I would like to remind everyone that he is the only prime minister in the history of Canada to have been found guilty by the Ethics Commissioner four times. That has done nothing to change his behaviour.
He reminded the House that the Standing Committee on Justice and Human Rights is independent and impartial, but then he refused, via the Liberal committee members, to accept the proposals that the Conservative Party made to the committee.
What is more, the member for Mount Royal said that it was the former attorney general's fault because she did not speak French. Those same members make a huge deal about trying to defend French. Everything that we have heard is rather unbelievable. The story has been changing every day for the past two weeks, and we still do not know the truth about this scandal.
I would like to remind members that this scandal is not about SNC-Lavalin, but about the Liberal Prime Minister. It is an obvious failure.
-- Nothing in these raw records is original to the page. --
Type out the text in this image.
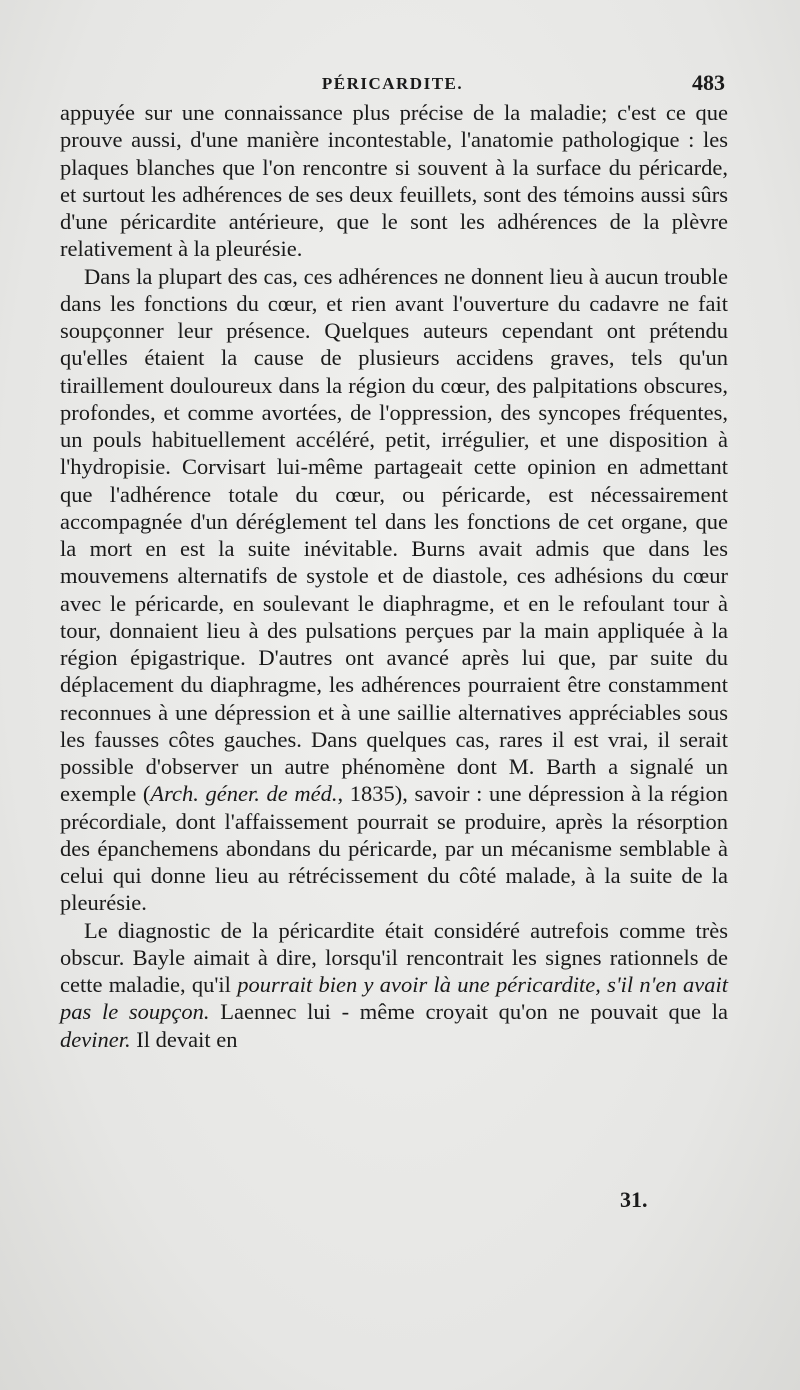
PÉRICARDITE.	483

appuyée sur une connaissance plus précise de la maladie; c'est ce que prouve aussi, d'une manière incontestable, l'anatomie pathologique : les plaques blanches que l'on rencontre si souvent à la surface du péricarde, et surtout les adhérences de ses deux feuillets, sont des témoins aussi sûrs d'une péricardite antérieure, que le sont les adhérences de la plèvre relativement à la pleurésie.

Dans la plupart des cas, ces adhérences ne donnent lieu à aucun trouble dans les fonctions du cœur, et rien avant l'ouverture du cadavre ne fait soupçonner leur présence. Quelques auteurs cependant ont prétendu qu'elles étaient la cause de plusieurs accidens graves, tels qu'un tiraillement douloureux dans la région du cœur, des palpitations obscures, profondes, et comme avortées, de l'oppression, des syncopes fréquentes, un pouls habituellement accéléré, petit, irrégulier, et une disposition à l'hydropisie. Corvisart lui-même partageait cette opinion en admettant que l'adhérence totale du cœur, ou péricarde, est nécessairement accompagnée d'un déréglement tel dans les fonctions de cet organe, que la mort en est la suite inévitable. Burns avait admis que dans les mouvemens alternatifs de systole et de diastole, ces adhésions du cœur avec le péricarde, en soulevant le diaphragme, et en le refoulant tour à tour, donnaient lieu à des pulsations perçues par la main appliquée à la région épigastrique. D'autres ont avancé après lui que, par suite du déplacement du diaphragme, les adhérences pourraient être constamment reconnues à une dépression et à une saillie alternatives appréciables sous les fausses côtes gauches. Dans quelques cas, rares il est vrai, il serait possible d'observer un autre phénomène dont M. Barth a signalé un exemple (Arch. géner. de méd., 1835), savoir : une dépression à la région précordiale, dont l'affaissement pourrait se produire, après la résorption des épanchemens abondans du péricarde, par un mécanisme semblable à celui qui donne lieu au rétrécissement du côté malade, à la suite de la pleurésie.

Le diagnostic de la péricardite était considéré autrefois comme très obscur. Bayle aimait à dire, lorsqu'il rencontrait les signes rationnels de cette maladie, qu'il pourrait bien y avoir là une péricardite, s'il n'en avait pas le soupçon. Laennec lui - même croyait qu'on ne pouvait que la deviner. Il devait en

31.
The election is approaching. Canadians have the right to know the truth about this matter.
Lastly, according to Jean-Claude Hébert, it is obvious that the Liberal government committed a serious parliamentary blunder by inserting such changes into the Criminal Code via a federal budget implementation bill.
We need to shed some light on this matter, and we expect the government and this Prime Minister to tell Canadians the whole truth.